La lista lleva el pintoresco título de Tertulianos. Radio y Televisión, como si el enjambre de asesores de comunicación al servicio del gobierno necesitara un manual de instrucciones para navegar en un piélago en el que cualquier aficionado a la actualidad podría hacer sin esfuerzo una lista parecida y memorizarla sin necesidad de ponerla en papel con el riesgo evidente de que sea filtrada de inmediato para gran jolgorio de los aludidos, gente que necesita cada día un chute de actualidad para ganarse el pan en las tertulias televisivas y en las secciones de opinión de la prensa digital.   

Tú no te signifiques, es la conseja del abuelo en tiempos revueltos. Es difícil de seguir porque vivir es comunicarse con el entorno y, como consecuencia, es inevitable que quienes te rodean no apliquen un significado a lo que haces o dices. Todo el mundo tiene un juicio de valor sobre todo el mundo y el orden social reinante, más o menos aceptable, depende de que sea así. Para algunas profesiones que tienen el ámbito de lo público como materia de su oficio –curas, políticos, periodistas, influencerssignificarse es una exigencia porque el receptor de sus mensajes los acepta o los rechaza según lo que cree que significan.

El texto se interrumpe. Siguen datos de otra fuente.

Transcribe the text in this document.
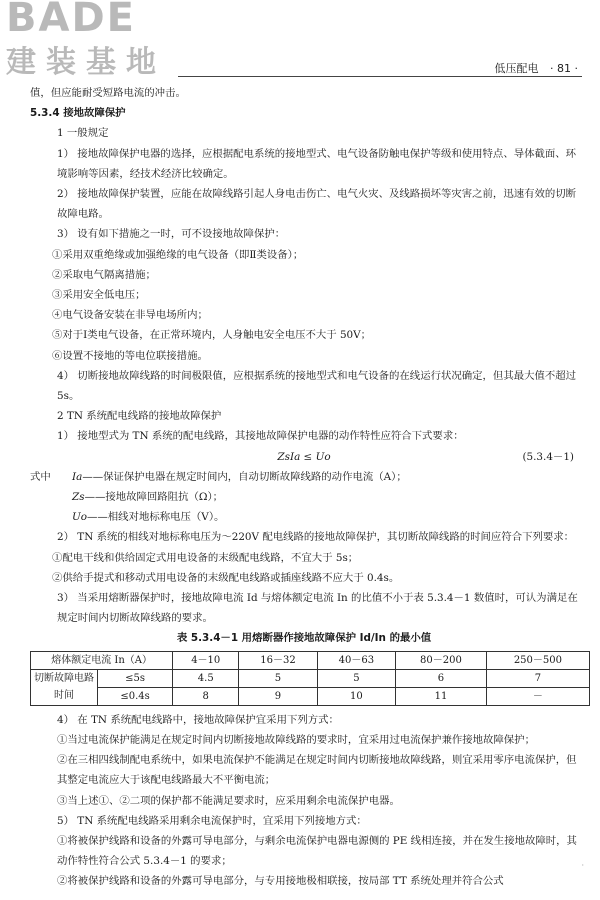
BADE

建装基地	低压配电 · 81 ·

值，但应能耐受短路电流的冲击。

5.3.4 接地故障保护

1 一般规定

1） 接地故障保护电器的选择，应根据配电系统的接地型式、电气设备防触电保护等级和使用特点、导体截面、环境影响等因素，经技术经济比较确定。

2） 接地故障保护装置，应能在故障线路引起人身电击伤亡、电气火灾、及线路损坏等灾害之前，迅速有效的切断故障电路。

3） 设有如下措施之一时，可不设接地故障保护：

①采用双重绝缘或加强绝缘的电气设备（即Ⅱ类设备）；

②采取电气隔离措施；

③采用安全低电压；

④电气设备安装在非导电场所内；

⑤对于Ⅰ类电气设备，在正常环境内，人身触电安全电压不大于 50V；

⑥设置不接地的等电位联接措施。

4） 切断接地故障线路的时间极限值，应根据系统的接地型式和电气设备的在线运行状况确定，但其最大值不超过 5s。

2 TN 系统配电线路的接地故障保护

1） 接地型式为 TN 系统的配电线路，其接地故障保护电器的动作特性应符合下式要求：

ZsIa ≤ Uo	(5.3.4－1)

式中 Ia——保证保护电器在规定时间内，自动切断故障线路的动作电流（A）；

Zs——接地故障回路阻抗（Ω）；

Uo——相线对地标称电压（V）。

2） TN 系统的相线对地标称电压为～220V 配电线路的接地故障保护，其切断故障线路的时间应符合下列要求：

①配电干线和供给固定式用电设备的末级配电线路，不宜大于 5s；

②供给手提式和移动式用电设备的末级配电线路或插座线路不应大于 0.4s。

3） 当采用熔断器保护时，接地故障电流 Id 与熔体额定电流 In 的比值不小于表 5.3.4－1 数值时，可认为满足在规定时间内切断故障线路的要求。

表 5.3.4－1 用熔断器作接地故障保护 Id/In 的最小值

熔体额定电流 In（A）		4－10	16－32	40－63	80－200	250－500
切断故障电路时间	≤5s	4.5	5	5	6	7
	≤0.4s	8	9	10	11	－

4） 在 TN 系统配电线路中，接地故障保护宜采用下列方式：

①当过电流保护能满足在规定时间内切断接地故障线路的要求时，宜采用过电流保护兼作接地故障保护；

②在三相四线制配电系统中，如果电流保护不能满足在规定时间内切断接地故障线路，则宜采用零序电流保护，但其整定电流应大于该配电线路最大不平衡电流；

③当上述①、②二项的保护都不能满足要求时，应采用剩余电流保护电器。

5） TN 系统配电线路采用剩余电流保护时，宜采用下列接地方式：

①将被保护线路和设备的外露可导电部分，与剩余电流保护电器电源侧的 PE 线相连接，并在发生接地故障时，其动作特性符合公式 5.3.4－1 的要求；

②将被保护线路和设备的外露可导电部分，与专用接地极相联接，按局部 TT 系统处理并符合公式

·
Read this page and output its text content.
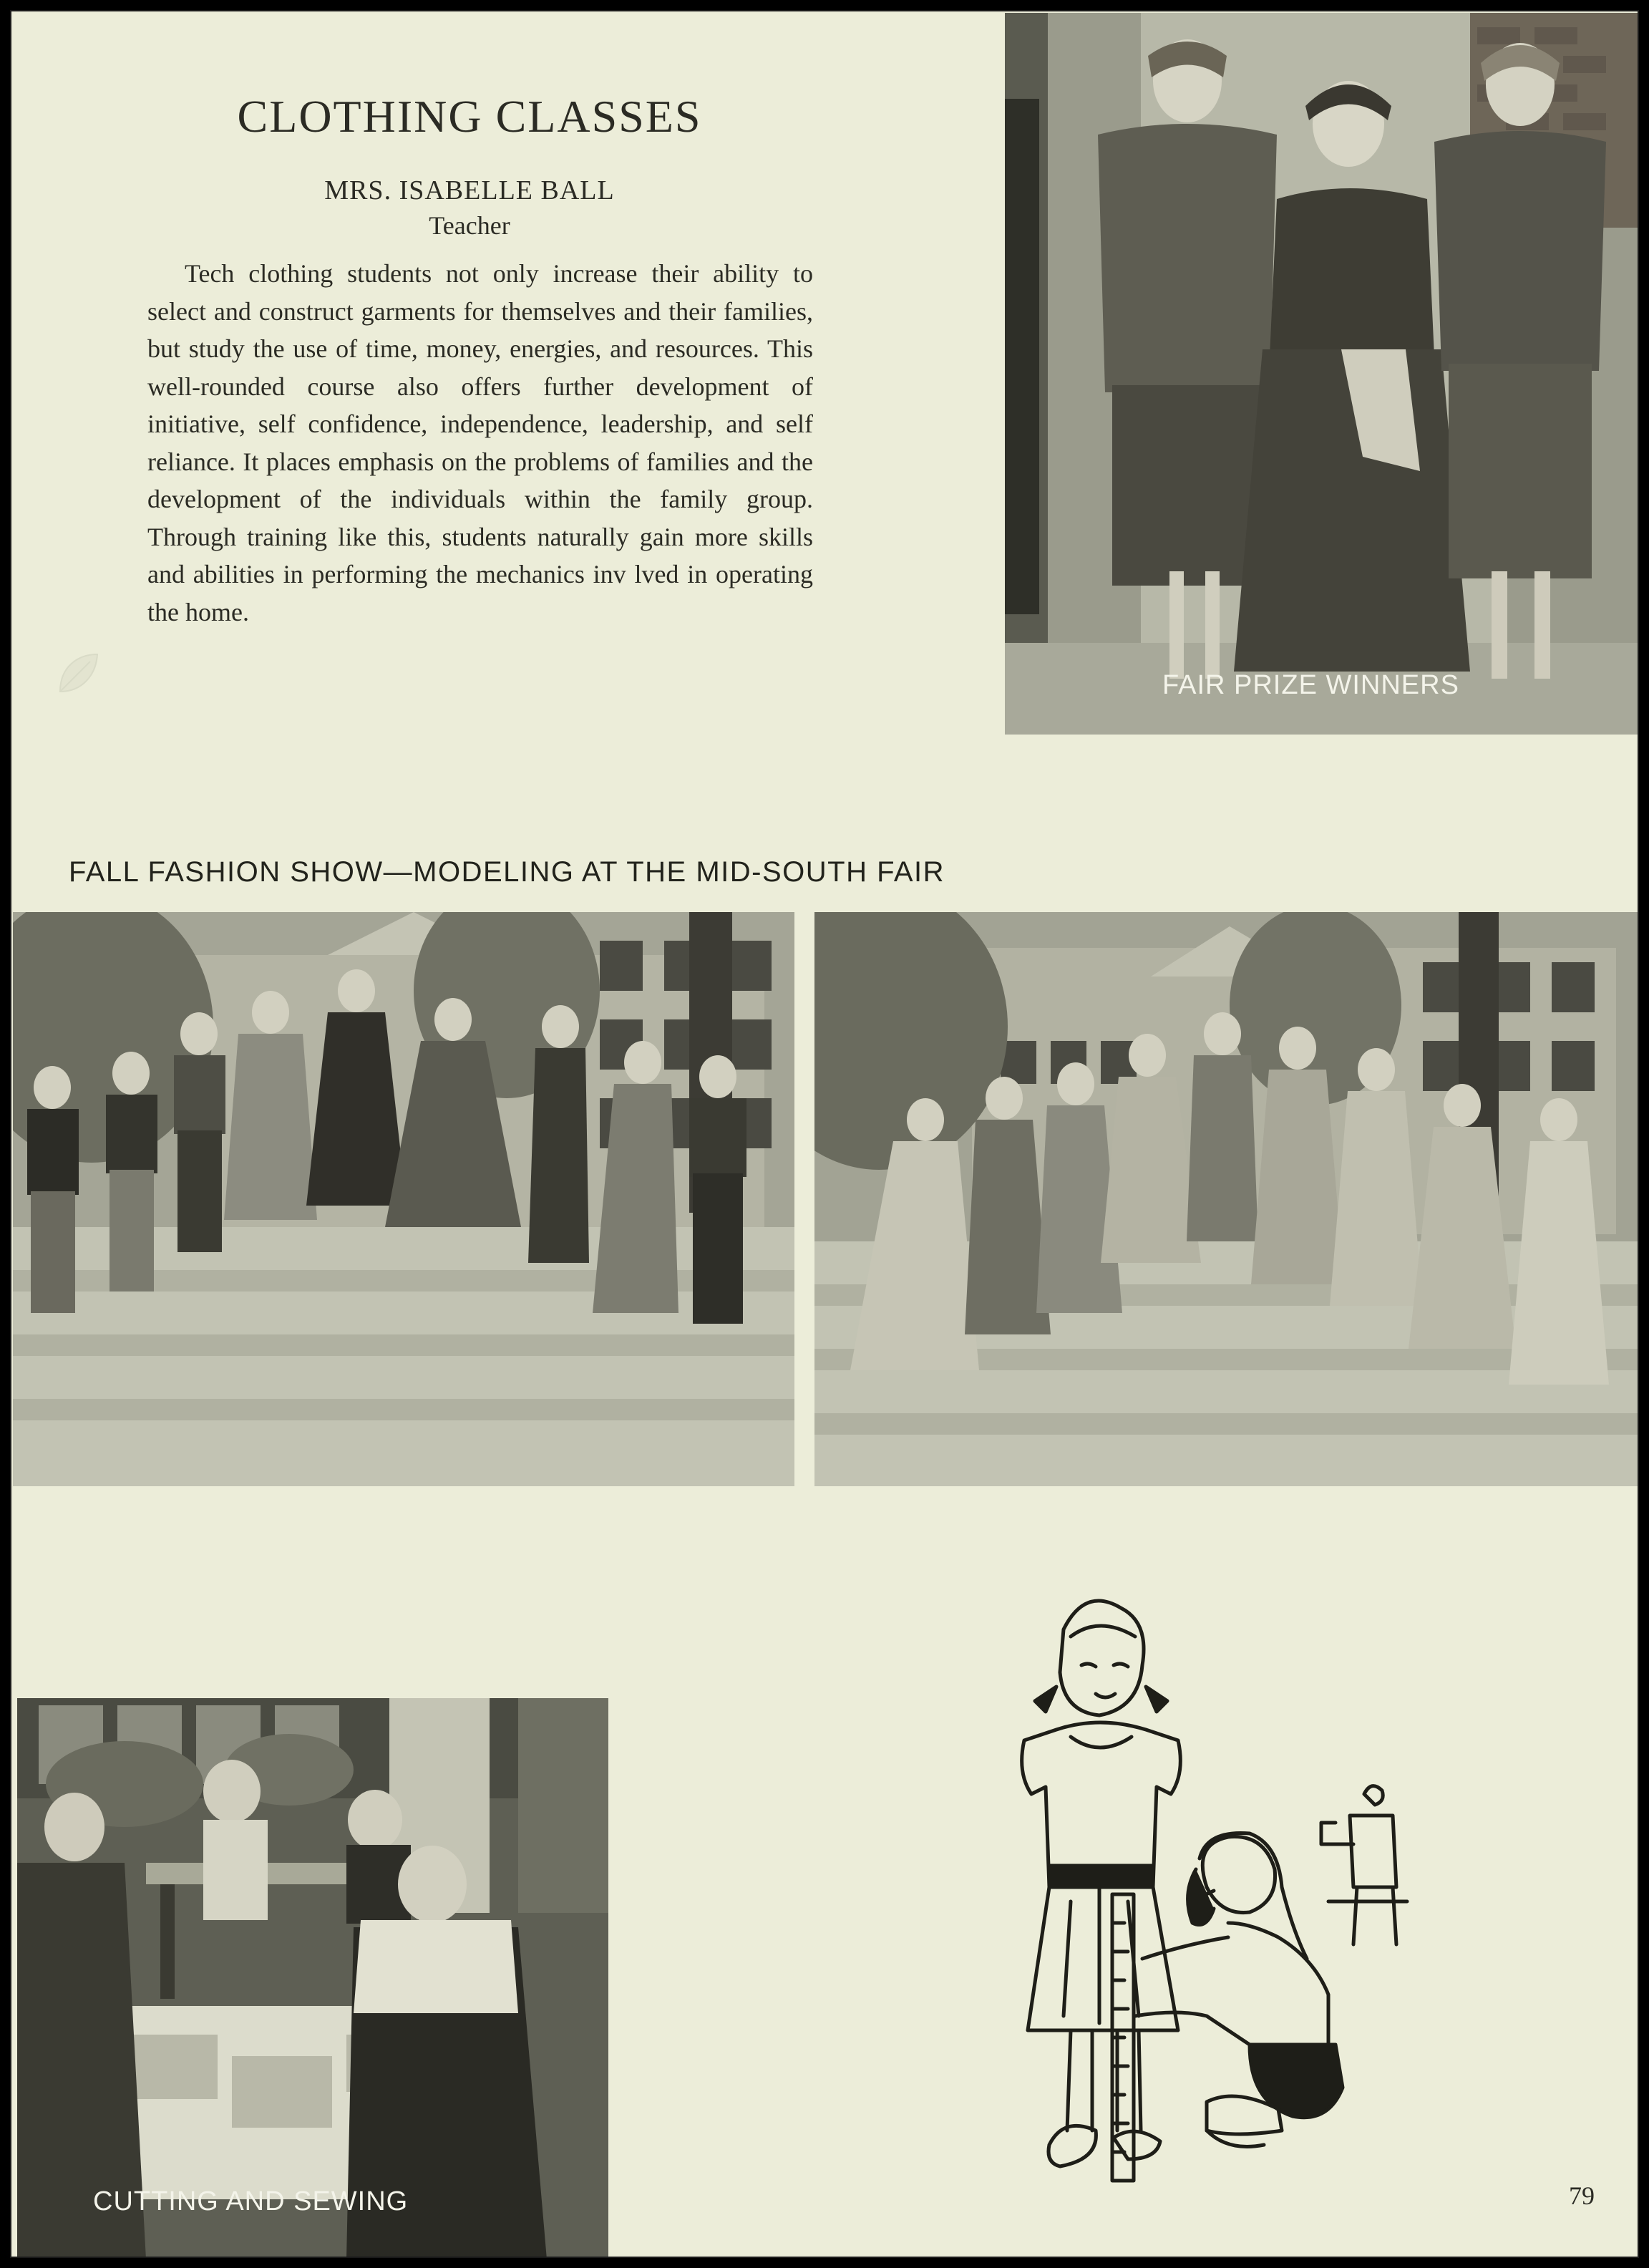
CLOTHING CLASSES
MRS. ISABELLE BALL
Teacher

Tech clothing students not only increase their ability to select and construct garments for themselves and their families, but study the use of time, money, energies, and resources. This well-rounded course also offers further development of initiative, self confidence, independence, leadership, and self reliance. It places emphasis on the problems of families and the development of the individuals within the family group. Through training like this, students naturally gain more skills and abilities in performing the mechanics inv lved in operating the home.

FAIR PRIZE WINNERS
FALL FASHION SHOW—MODELING AT THE MID-SOUTH FAIR
CUTTING AND SEWING	79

La significación es una operación subjetiva e imputable al receptor, el cual para llevarla a cabo aplica unos ciertos patrones de juicio al mensaje que le viene del emisor. En tiempos polarizados, como se dice que son los que vivimos ahora, estos patrones tienden a  solidificarse en criterios fijos e inapelables y a simplificarse en un código binario que discierne solo dos categorías, amigo y enemigo, y en esta tesitura el receptor del mensaje se forma una lista de unos y otros para su propio uso. En las charletas de jubilados, gente muy receptiva a lo noticioso, no es infrecuente que se caracterice a tal o cual periodista como aceptable o no en función de la ideología que segrega.

Además de las listas negras, las hay blancas y grises. Las primeras las engrosan periodistas cuya adaptación al medio es modélica y sostenida en el tiempo; en las grises aparecen borrosamente profesionales que no pueden evitar significarse a pesar de su esfuerzo por mantenerse confundidos en el paisaje. Los periodistas deben andarse con cuidado porque el paisaje, que determina la significación, muta con facilidad y más en estos tiempos mutantes. Algunos casos de despido de un medio –Elisa Beni, Juan José López Burniol- han tenido relevancia pública en los últimos meses y su despido se ha justificado y entendido porque la significación que emiten sus mensajes ha sobrepasado el marco cognitivo del medio en el que operaban. Las listas de periodistas están operativas en todo momento, no solo entre el público sino también, y principalmente, en las empresas editoras, que las usan para componer sus plantillas, y en las instituciones públicas, que las tienen para repartir subvenciones y otros gajes a la prensa amiga. Ahora mismo, ante la inminente aparición de una nueva cadena de televisión –la Séptima- se especula con listas de periodistas que saldrían del medio en el que trabajan para engrosar su plantilla. Así son las cosas.

La existencia de la lista ha sido recibida con gran algazara por los blacklisted. Unos/as han dado rienda suelta a su indignación moral; otros/as han manifestado su orgullo por estar en la lista. Lo cierto es que unos y otros esperan seguir en ella pero en la sección de afectos al gobierno cuando gane las elecciones la coalición reaccionaria. A los del otro lado les espera el lanzallamas, no se sabe si en sentido literal o como metáfora del infierno. En resumen, otra hostia a don Sánchez, esta vez con el concurso de los suyos, lo cual empieza a ser una costumbre.